Глава одиннадцатая
Старики были мятые. Ветераны каторги. Их шихтой заваливало, их деревьями мяло, их в драках пьяных били друзья, и просто так – начальство секло. Теперь они тачку не возили. Прощай, дело рудное! Вокруг Екатеринбурга – вышки сторожевые. Вот они и торчали на вышках, сивобородые, недреманные. И тугоухо слушали вой лесной чащобы: не идет ли башкир с луком? И руки стариков караульщиков сжимали веревки колоколов...
Екатеринбург! Места гиблые. Когда пришли сюда, здесь туман плавал едучий. Лес брали штурмом, как берут шанцы крепостей. Трясло летом от дождей, пожирал людей гнус, а зимами стонала солдатская кость от лютости морозов. Не стерпели! Бросили все к бесу и ушли прочь. Остался в диком лесу один генерал де Геннин, мерз у костерка; обложился пистолями – от зверя и башкира. Нагнали тогда армию, секли беглецов и вешали, вернули из-под самого Тобольска обратно на Урал, чтобы Екатеринбург они достроили...
А теперь – глянь! – кабаки торгуют вином, сидят там люди добрые, мастера дела рудного, искатели, и меж собою судачат:
– Перво дело – дух. А дух тамо-тко е! Вышел я на речку и знак приметил. В лесу ямы издавна копаны. Не иначе, чудь белоглазая[25] уже работала там во времена прошлые.
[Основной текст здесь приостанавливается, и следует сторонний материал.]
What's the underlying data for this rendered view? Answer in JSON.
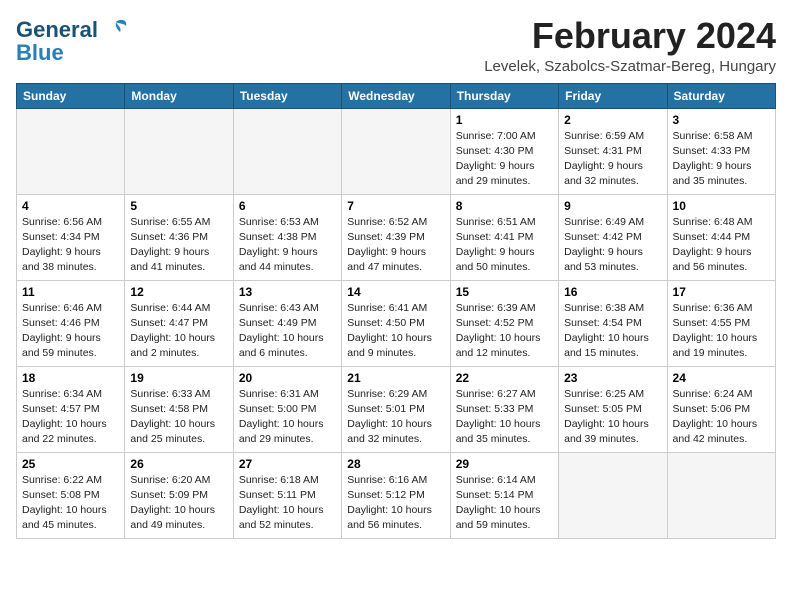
{
  "header": {
    "logo_general": "General",
    "logo_blue": "Blue",
    "month_title": "February 2024",
    "location": "Levelek, Szabolcs-Szatmar-Bereg, Hungary"
  },
  "weekdays": [
    "Sunday",
    "Monday",
    "Tuesday",
    "Wednesday",
    "Thursday",
    "Friday",
    "Saturday"
  ],
  "weeks": [
    [
      {
        "day": "",
        "info": ""
      },
      {
        "day": "",
        "info": ""
      },
      {
        "day": "",
        "info": ""
      },
      {
        "day": "",
        "info": ""
      },
      {
        "day": "1",
        "info": "Sunrise: 7:00 AM\nSunset: 4:30 PM\nDaylight: 9 hours\nand 29 minutes."
      },
      {
        "day": "2",
        "info": "Sunrise: 6:59 AM\nSunset: 4:31 PM\nDaylight: 9 hours\nand 32 minutes."
      },
      {
        "day": "3",
        "info": "Sunrise: 6:58 AM\nSunset: 4:33 PM\nDaylight: 9 hours\nand 35 minutes."
      }
    ],
    [
      {
        "day": "4",
        "info": "Sunrise: 6:56 AM\nSunset: 4:34 PM\nDaylight: 9 hours\nand 38 minutes."
      },
      {
        "day": "5",
        "info": "Sunrise: 6:55 AM\nSunset: 4:36 PM\nDaylight: 9 hours\nand 41 minutes."
      },
      {
        "day": "6",
        "info": "Sunrise: 6:53 AM\nSunset: 4:38 PM\nDaylight: 9 hours\nand 44 minutes."
      },
      {
        "day": "7",
        "info": "Sunrise: 6:52 AM\nSunset: 4:39 PM\nDaylight: 9 hours\nand 47 minutes."
      },
      {
        "day": "8",
        "info": "Sunrise: 6:51 AM\nSunset: 4:41 PM\nDaylight: 9 hours\nand 50 minutes."
      },
      {
        "day": "9",
        "info": "Sunrise: 6:49 AM\nSunset: 4:42 PM\nDaylight: 9 hours\nand 53 minutes."
      },
      {
        "day": "10",
        "info": "Sunrise: 6:48 AM\nSunset: 4:44 PM\nDaylight: 9 hours\nand 56 minutes."
      }
    ],
    [
      {
        "day": "11",
        "info": "Sunrise: 6:46 AM\nSunset: 4:46 PM\nDaylight: 9 hours\nand 59 minutes."
      },
      {
        "day": "12",
        "info": "Sunrise: 6:44 AM\nSunset: 4:47 PM\nDaylight: 10 hours\nand 2 minutes."
      },
      {
        "day": "13",
        "info": "Sunrise: 6:43 AM\nSunset: 4:49 PM\nDaylight: 10 hours\nand 6 minutes."
      },
      {
        "day": "14",
        "info": "Sunrise: 6:41 AM\nSunset: 4:50 PM\nDaylight: 10 hours\nand 9 minutes."
      },
      {
        "day": "15",
        "info": "Sunrise: 6:39 AM\nSunset: 4:52 PM\nDaylight: 10 hours\nand 12 minutes."
      },
      {
        "day": "16",
        "info": "Sunrise: 6:38 AM\nSunset: 4:54 PM\nDaylight: 10 hours\nand 15 minutes."
      },
      {
        "day": "17",
        "info": "Sunrise: 6:36 AM\nSunset: 4:55 PM\nDaylight: 10 hours\nand 19 minutes."
      }
    ],
    [
      {
        "day": "18",
        "info": "Sunrise: 6:34 AM\nSunset: 4:57 PM\nDaylight: 10 hours\nand 22 minutes."
      },
      {
        "day": "19",
        "info": "Sunrise: 6:33 AM\nSunset: 4:58 PM\nDaylight: 10 hours\nand 25 minutes."
      },
      {
        "day": "20",
        "info": "Sunrise: 6:31 AM\nSunset: 5:00 PM\nDaylight: 10 hours\nand 29 minutes."
      },
      {
        "day": "21",
        "info": "Sunrise: 6:29 AM\nSunset: 5:01 PM\nDaylight: 10 hours\nand 32 minutes."
      },
      {
        "day": "22",
        "info": "Sunrise: 6:27 AM\nSunset: 5:33 PM\nDaylight: 10 hours\nand 35 minutes."
      },
      {
        "day": "23",
        "info": "Sunrise: 6:25 AM\nSunset: 5:05 PM\nDaylight: 10 hours\nand 39 minutes."
      },
      {
        "day": "24",
        "info": "Sunrise: 6:24 AM\nSunset: 5:06 PM\nDaylight: 10 hours\nand 42 minutes."
      }
    ],
    [
      {
        "day": "25",
        "info": "Sunrise: 6:22 AM\nSunset: 5:08 PM\nDaylight: 10 hours\nand 45 minutes."
      },
      {
        "day": "26",
        "info": "Sunrise: 6:20 AM\nSunset: 5:09 PM\nDaylight: 10 hours\nand 49 minutes."
      },
      {
        "day": "27",
        "info": "Sunrise: 6:18 AM\nSunset: 5:11 PM\nDaylight: 10 hours\nand 52 minutes."
      },
      {
        "day": "28",
        "info": "Sunrise: 6:16 AM\nSunset: 5:12 PM\nDaylight: 10 hours\nand 56 minutes."
      },
      {
        "day": "29",
        "info": "Sunrise: 6:14 AM\nSunset: 5:14 PM\nDaylight: 10 hours\nand 59 minutes."
      },
      {
        "day": "",
        "info": ""
      },
      {
        "day": "",
        "info": ""
      }
    ]
  ]
}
На доски стола кабацкого из котомок бродяжьих падали куски – в блеске, в искрах, в жилах. И сдвигались над ними лохматые головы:
– Изгарь... медь... малахит... Золото!
– Цыц! Дух-от верной был, от земли так и прядало...
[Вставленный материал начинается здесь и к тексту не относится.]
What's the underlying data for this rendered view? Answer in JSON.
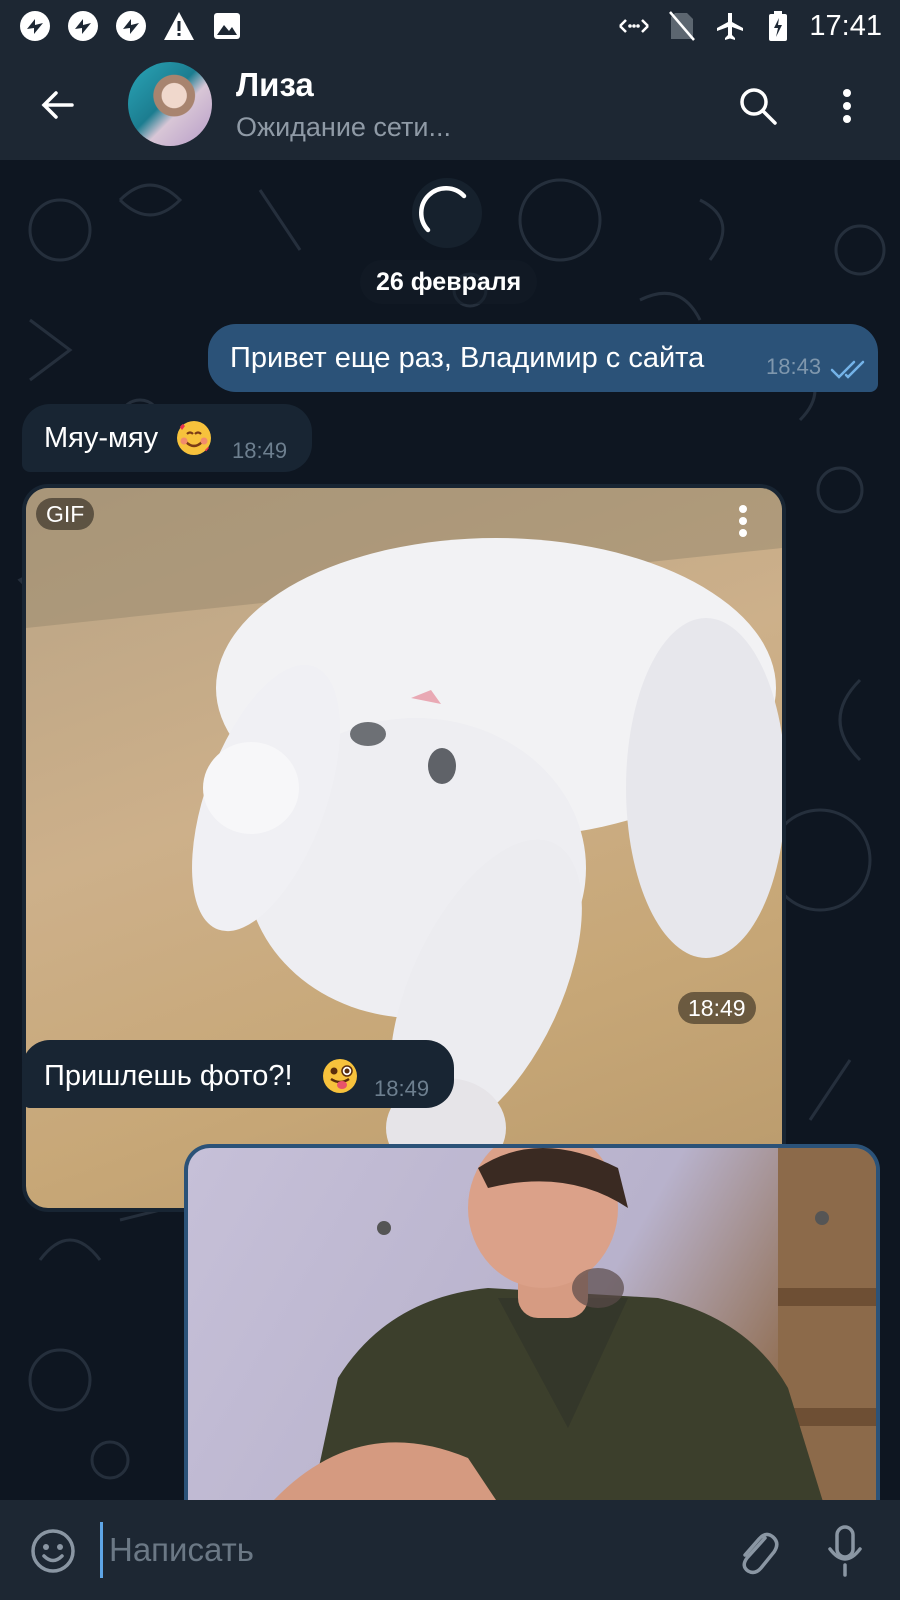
{
  "status_bar": {
    "time": "17:41",
    "left_icons": [
      "app-notification-icon",
      "app-notification-icon",
      "app-notification-icon",
      "warning-icon",
      "image-icon"
    ],
    "right_icons": [
      "data-transfer-icon",
      "no-sim-icon",
      "airplane-mode-icon",
      "battery-icon"
    ]
  },
  "header": {
    "title": "Лиза",
    "subtitle": "Ожидание сети...",
    "icons": [
      "back-arrow-icon",
      "avatar",
      "search-icon",
      "more-vert-icon"
    ]
  },
  "chat": {
    "date_chip": "26 февраля",
    "messages": [
      {
        "direction": "out",
        "text": "Привет еще раз, Владимир с сайта",
        "time": "18:43",
        "status": "read-double-check"
      },
      {
        "direction": "in",
        "text": "Мяу-мяу",
        "emoji": "smiling-face-with-hearts",
        "time": "18:49"
      },
      {
        "direction": "in",
        "type": "gif",
        "badge": "GIF",
        "time": "18:49"
      },
      {
        "direction": "in",
        "text": "Пришлешь фото?!",
        "emoji": "winking-face-with-tongue",
        "time": "18:49"
      },
      {
        "direction": "out",
        "type": "photo"
      }
    ]
  },
  "input": {
    "placeholder": "Написать",
    "icons": [
      "emoji-icon",
      "attach-icon",
      "microphone-icon"
    ]
  },
  "colors": {
    "header_bg": "#1d2733",
    "chat_bg": "#0e1621",
    "outgoing_bubble": "#2b5278",
    "incoming_bubble": "#182533",
    "accent": "#5ea5e6"
  }
}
А вокруг – ночь и лес. Но здесь, в городе, людям уже все обыкло. И человек здесь – хозяин. Вокруг прудов-копанцев – фабрики и заводы. Шлепают в ночи водяные колеса, ухают молоты и мехи дышат. Под вальцами катится раскаленный пласт, облитый уксусом. Шипуче, горячо, смрадно... Выскочит из цеха горновой. Черной дыркой беззубого рта хватанет студеного воздуха, и – обратно.
– Засыпка! – кричит весело, и сыплется в печь руда.
Говорят здесь непонятные слова – шмельцер, фарфлауер, роштейн, – слова немецкие, пришлые. И тяжелонос Ванька Вырви Яйцо (сам из беглых), что сейчас тачку в шесть пудов катит, – зовется здесь «ауфтрайгер». А Николка Сисюк, ученик сопливый, – «грубенюнг»...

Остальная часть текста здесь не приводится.